CMX Lunch Seminar
In this talk, I will discuss two novel ensemble data assimilation (DA) methods for improving forecast model statistics.
The first one is the multi-model ensemble Kalman filter (MM-EnKF). The MM-EnKF can combine multiple model ensembles for both DA and forecasting in a flow-dependent manner, using adaptive model error estimation to provide weights for the separate models and the observations. Our numerical experiments include multiple models with parametric error, different resolved scales, and different fidelities. The MM-EnKF results in significant probabilistic error reductions compared to the best model, as well as to an unweighted multi-model ensemble. We discuss the potential of the MM-EnKF as a method for incorporating machine learning forecast models into the DA process.
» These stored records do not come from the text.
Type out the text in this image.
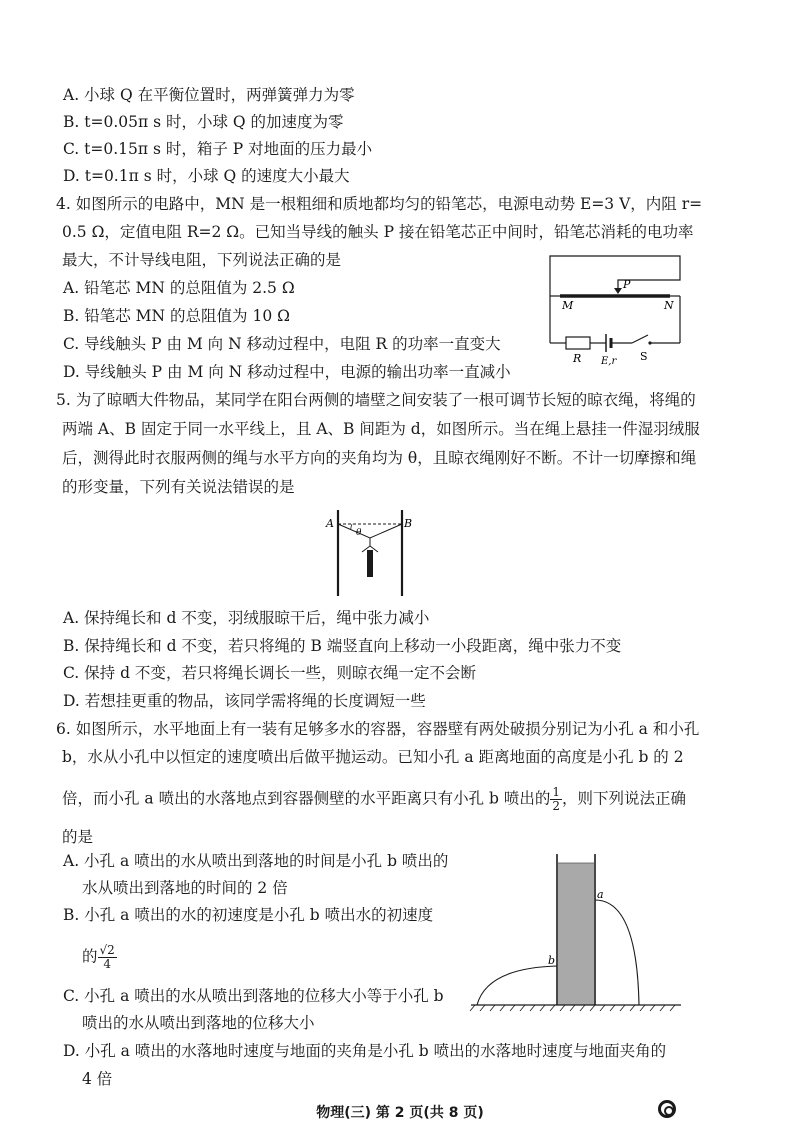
A. 小球 Q 在平衡位置时，两弹簧弹力为零
B. t=0.05π s 时，小球 Q 的加速度为零
C. t=0.15π s 时，箱子 P 对地面的压力最小
D. t=0.1π s 时，小球 Q 的速度大小最大
4. 如图所示的电路中，MN 是一根粗细和质地都均匀的铅笔芯，电源电动势 E=3 V，内阻 r=
0.5 Ω，定值电阻 R=2 Ω。已知当导线的触头 P 接在铅笔芯正中间时，铅笔芯消耗的电功率
最大，不计导线电阻，下列说法正确的是
A. 铅笔芯 MN 的总阻值为 2.5 Ω
B. 铅笔芯 MN 的总阻值为 10 Ω
C. 导线触头 P 由 M 向 N 移动过程中，电阻 R 的功率一直变大
D. 导线触头 P 由 M 向 N 移动过程中，电源的输出功率一直减小
P
M	N
R E,r S
5. 为了晾晒大件物品，某同学在阳台两侧的墙壁之间安装了一根可调节长短的晾衣绳，将绳的
两端 A、B 固定于同一水平线上，且 A、B 间距为 d，如图所示。当在绳上悬挂一件湿羽绒服
后，测得此时衣服两侧的绳与水平方向的夹角均为 θ，且晾衣绳刚好不断。不计一切摩擦和绳
的形变量，下列有关说法错误的是
A	B
θ
A. 保持绳长和 d 不变，羽绒服晾干后，绳中张力减小
B. 保持绳长和 d 不变，若只将绳的 B 端竖直向上移动一小段距离，绳中张力不变
C. 保持 d 不变，若只将绳长调长一些，则晾衣绳一定不会断
D. 若想挂更重的物品，该同学需将绳的长度调短一些
6. 如图所示，水平地面上有一装有足够多水的容器，容器壁有两处破损分别记为小孔 a 和小孔
b，水从小孔中以恒定的速度喷出后做平抛运动。已知小孔 a 距离地面的高度是小孔 b 的 2
倍，而小孔 a 喷出的水落地点到容器侧壁的水平距离只有小孔 b 喷出的 $\frac{1}{2}$ ，则下列说法正确
的是
A. 小孔 a 喷出的水从喷出到落地的时间是小孔 b 喷出的
水从喷出到落地的时间的 2 倍
B. 小孔 a 喷出的水的初速度是小孔 b 喷出水的初速度
的 $\frac{√2}{4}$
C. 小孔 a 喷出的水从喷出到落地的位移大小等于小孔 b
喷出的水从喷出到落地的位移大小
D. 小孔 a 喷出的水落地时速度与地面的夹角是小孔 b 喷出的水落地时速度与地面夹角的
4 倍
a
b
物理(三) 第 2 页(共 8 页)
The second is the ensemble Fokker–Planck filter (EnFPF). We consider the problem of filtering dynamical systems, possibly stochastic, using observations of statistics. The task is naturally formulated as an infinite-dimensional filtering problem in the space of densities. However, for the purposes of tractability, we introduce a mean field state space model and, using interacting particle system approximations to this model, we propose an ensemble method. Our numerical experiments show that the EnFPF is able to correct ensemble statistics and to accelerate convergence to a system's invariant density. We discuss applications of the EnFPF to correcting error in the statistical properties of dynamical models.